Got Community?
By Skirt.com, Tuesday, July 15, 2008, 1 commentsI gave birth to our son last year when my husband and I were living in Germany. For two weeks we had a blissful time learning to parent, eating my mother’s home-cooked meals and visiting with excited friends. Then my parents left, my husband returned to work and our friends stopped dropping by. I was alone with our son – very alone. We lived in a farming village surrounded by woods, cabbage fields and neighbors who felt that a nod and a grunt constituted conversation. My job had been in the city, 40 minutes away, where all our friends lived and where our sports team held weekly practices. Pre-baby, it wasn’t a big deal to hop in the car and drive an hour for a dinner party or a football game. But now the baby had to nurse every two to three hours, and when he wasn’t eating, he was sleeping or pooping. Suddenly a two-hour round trip became a daunting proposition. As I wore circles in the carpet trying to coax my son to sleep, I had a lot of time to think. I realized just how important it for women, and especially for mothers, to belong to a community of other women.
Scientists have proven what most of us know intuitively, that social networks are essential for women’s well-being. From Pride and Prejudice and Little Women to Sex and the City and Desperate Housewives, the message remains consistent through the years: we women need our posses. But they’re not always easy to find. For our mothers and grandmothers, joining a community of women was as easy as talking to the neighbors or going to church.
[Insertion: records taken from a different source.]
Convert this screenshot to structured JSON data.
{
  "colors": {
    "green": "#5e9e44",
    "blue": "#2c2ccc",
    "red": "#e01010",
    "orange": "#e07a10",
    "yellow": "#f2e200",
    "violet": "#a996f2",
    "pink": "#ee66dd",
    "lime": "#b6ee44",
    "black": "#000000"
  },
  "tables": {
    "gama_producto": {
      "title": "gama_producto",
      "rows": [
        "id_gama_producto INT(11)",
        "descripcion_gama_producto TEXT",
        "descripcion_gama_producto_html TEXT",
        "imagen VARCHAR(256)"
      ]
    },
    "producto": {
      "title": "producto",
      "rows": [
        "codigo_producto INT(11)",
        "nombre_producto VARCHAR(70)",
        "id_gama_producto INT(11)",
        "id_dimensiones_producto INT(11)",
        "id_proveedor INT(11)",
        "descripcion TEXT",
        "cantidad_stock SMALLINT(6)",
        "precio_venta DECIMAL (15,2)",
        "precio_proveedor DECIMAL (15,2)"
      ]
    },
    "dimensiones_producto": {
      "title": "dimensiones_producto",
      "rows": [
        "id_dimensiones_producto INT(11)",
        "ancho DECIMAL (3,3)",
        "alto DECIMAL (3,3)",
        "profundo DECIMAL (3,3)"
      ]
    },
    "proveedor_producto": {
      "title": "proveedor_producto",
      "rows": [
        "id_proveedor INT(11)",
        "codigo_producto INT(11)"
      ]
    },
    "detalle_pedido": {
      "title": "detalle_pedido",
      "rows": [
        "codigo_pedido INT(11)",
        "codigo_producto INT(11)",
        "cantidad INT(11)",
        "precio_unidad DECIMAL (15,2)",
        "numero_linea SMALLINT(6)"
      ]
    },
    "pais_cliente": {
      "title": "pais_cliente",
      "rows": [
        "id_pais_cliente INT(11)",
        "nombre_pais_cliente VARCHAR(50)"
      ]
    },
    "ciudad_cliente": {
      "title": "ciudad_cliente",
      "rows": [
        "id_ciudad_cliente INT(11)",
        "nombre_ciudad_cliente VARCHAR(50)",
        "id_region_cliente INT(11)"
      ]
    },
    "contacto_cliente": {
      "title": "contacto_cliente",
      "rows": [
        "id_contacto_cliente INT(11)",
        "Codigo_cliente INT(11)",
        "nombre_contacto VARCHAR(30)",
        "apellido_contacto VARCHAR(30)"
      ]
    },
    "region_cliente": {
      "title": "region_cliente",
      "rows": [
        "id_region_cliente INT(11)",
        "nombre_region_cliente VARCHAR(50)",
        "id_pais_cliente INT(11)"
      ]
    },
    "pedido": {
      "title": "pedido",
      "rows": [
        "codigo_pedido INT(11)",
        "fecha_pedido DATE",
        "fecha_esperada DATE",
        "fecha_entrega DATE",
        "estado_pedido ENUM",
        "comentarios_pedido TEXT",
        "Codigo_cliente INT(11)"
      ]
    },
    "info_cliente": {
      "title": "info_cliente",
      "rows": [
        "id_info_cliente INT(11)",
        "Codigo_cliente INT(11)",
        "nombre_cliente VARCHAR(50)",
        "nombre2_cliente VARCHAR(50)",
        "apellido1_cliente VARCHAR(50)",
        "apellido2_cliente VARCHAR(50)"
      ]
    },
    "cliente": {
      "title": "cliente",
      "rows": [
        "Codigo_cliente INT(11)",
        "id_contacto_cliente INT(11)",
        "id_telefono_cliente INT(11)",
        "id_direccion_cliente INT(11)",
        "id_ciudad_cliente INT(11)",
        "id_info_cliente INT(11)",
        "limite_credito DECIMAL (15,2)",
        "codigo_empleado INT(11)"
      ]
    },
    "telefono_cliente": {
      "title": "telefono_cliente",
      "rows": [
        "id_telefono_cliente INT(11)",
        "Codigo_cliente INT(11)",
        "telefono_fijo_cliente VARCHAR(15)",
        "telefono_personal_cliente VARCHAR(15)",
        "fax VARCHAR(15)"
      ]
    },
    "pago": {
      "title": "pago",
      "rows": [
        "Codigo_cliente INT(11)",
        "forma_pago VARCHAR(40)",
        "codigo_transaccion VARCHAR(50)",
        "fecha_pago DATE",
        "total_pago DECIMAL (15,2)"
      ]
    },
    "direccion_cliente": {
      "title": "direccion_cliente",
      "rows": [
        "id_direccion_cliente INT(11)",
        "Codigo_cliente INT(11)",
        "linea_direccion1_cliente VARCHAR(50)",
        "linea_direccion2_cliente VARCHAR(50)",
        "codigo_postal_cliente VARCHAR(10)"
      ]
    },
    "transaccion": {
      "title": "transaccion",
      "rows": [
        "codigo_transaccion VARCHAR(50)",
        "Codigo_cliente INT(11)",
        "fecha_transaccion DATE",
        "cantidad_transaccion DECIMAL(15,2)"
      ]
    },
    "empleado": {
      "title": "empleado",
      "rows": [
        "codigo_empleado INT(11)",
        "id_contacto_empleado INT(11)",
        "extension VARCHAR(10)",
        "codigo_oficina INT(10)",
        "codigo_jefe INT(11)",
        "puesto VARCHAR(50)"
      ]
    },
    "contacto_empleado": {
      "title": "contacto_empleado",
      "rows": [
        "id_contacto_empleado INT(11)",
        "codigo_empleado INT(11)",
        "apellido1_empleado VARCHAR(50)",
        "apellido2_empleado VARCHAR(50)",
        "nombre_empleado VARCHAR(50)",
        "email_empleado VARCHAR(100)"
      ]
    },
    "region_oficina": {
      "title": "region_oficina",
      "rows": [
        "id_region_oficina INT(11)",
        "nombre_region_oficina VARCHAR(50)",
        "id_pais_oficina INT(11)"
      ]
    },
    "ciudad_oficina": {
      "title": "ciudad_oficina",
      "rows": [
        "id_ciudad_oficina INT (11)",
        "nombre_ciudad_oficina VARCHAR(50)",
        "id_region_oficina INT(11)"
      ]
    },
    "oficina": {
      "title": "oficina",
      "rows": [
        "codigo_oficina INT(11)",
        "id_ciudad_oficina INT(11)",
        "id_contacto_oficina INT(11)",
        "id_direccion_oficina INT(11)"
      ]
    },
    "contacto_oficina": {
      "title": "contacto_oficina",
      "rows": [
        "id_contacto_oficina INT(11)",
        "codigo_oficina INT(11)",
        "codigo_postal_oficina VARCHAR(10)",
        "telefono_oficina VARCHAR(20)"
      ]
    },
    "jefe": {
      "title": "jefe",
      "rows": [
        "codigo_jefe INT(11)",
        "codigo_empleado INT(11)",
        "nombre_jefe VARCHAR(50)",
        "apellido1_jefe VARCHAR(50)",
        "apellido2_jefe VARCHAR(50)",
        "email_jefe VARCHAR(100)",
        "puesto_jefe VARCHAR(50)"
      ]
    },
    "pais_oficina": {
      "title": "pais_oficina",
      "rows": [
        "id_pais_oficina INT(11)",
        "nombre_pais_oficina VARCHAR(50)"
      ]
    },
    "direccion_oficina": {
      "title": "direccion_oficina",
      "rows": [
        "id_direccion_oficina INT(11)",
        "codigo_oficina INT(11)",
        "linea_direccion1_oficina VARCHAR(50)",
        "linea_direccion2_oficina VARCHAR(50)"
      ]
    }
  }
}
Community grew organically out of everyday life. But women’s lives have changed, and now we’re moving at the speed of DSL. We’re more active than ever – we work long hours, we raise our children, we move around, all while trying to squeeze relationships, exercise and a somewhat healthy diet into our scant free time. On top of all that, our towns have also changed. Many of us live in “bedroom communities” – suburbs or developments where there are no stores, restaurants or public places to run into people or meet as a group. It seems like the ready-made communities that embraced earlier generations of women no longer exist. The challenge is at once very basic and very 21st century: how do we find each other?
When we move to a new place we may not have neighbors bringing us meatloaf, but we do have a wealth of resources literally at our fingertips. I’m talking about the internet, of course, a fount of information (both useful and absurd) to which I’m so addicted that I constantly wonder how earlier generations did without. Surfing around, I found that a whole new genre of websites has sprung up with the sole purpose of getting people together. Using meetup.com, I was quickly able to find a playgroup, a parenting group, a writing society and a travel club all within a 15-mile radius. Finally prying my fingers from the keyboard, I returned to the real world and remembered that there are also more traditional ways to meet each other. My local library has an infant story hour that will be perfect for my son, and my friend told me she found her daughter’s playgroup through her pediatrician. Volunteering, too, is a time-tested way to meet women of all ages, and there’s the added bonus of giving back. But research, for me, is the safe part. Homework done, it’s time for me to actually start venturing out.
As it turned out, my seclusion in the German village was neither dire nor permanent, though loneliness made it seem so. We returned to the US three months later and I vowed that I would make connections. Spring is the season of growth, and I am ready to put out some feelers. I offer this challenge to you, as well. Let’s reach out to other women – of all ages. Let’s leave our comfort zone and talk to the woman in the coffee store and the mom in the check-out line. Let’s create community for ourselves. As we stride forward in our busy lives, modern feminists in every sense of the word, let’s not leave behind the skill bequeathed us by centuries of earlier women: that of nurturing female relationships. And maybe next time, when a neighbor moves in next door, you will bolster your courage and bring over a meatloaf and some conversation. Or at least some instant brownies. After all, who has time?
Emily Paterson is a writer and social worker. She lives with her husband, son and two dogs in Atlantic Beach, FL, where they enjoy beachcombing, biking and playing Ultimate Frisbee.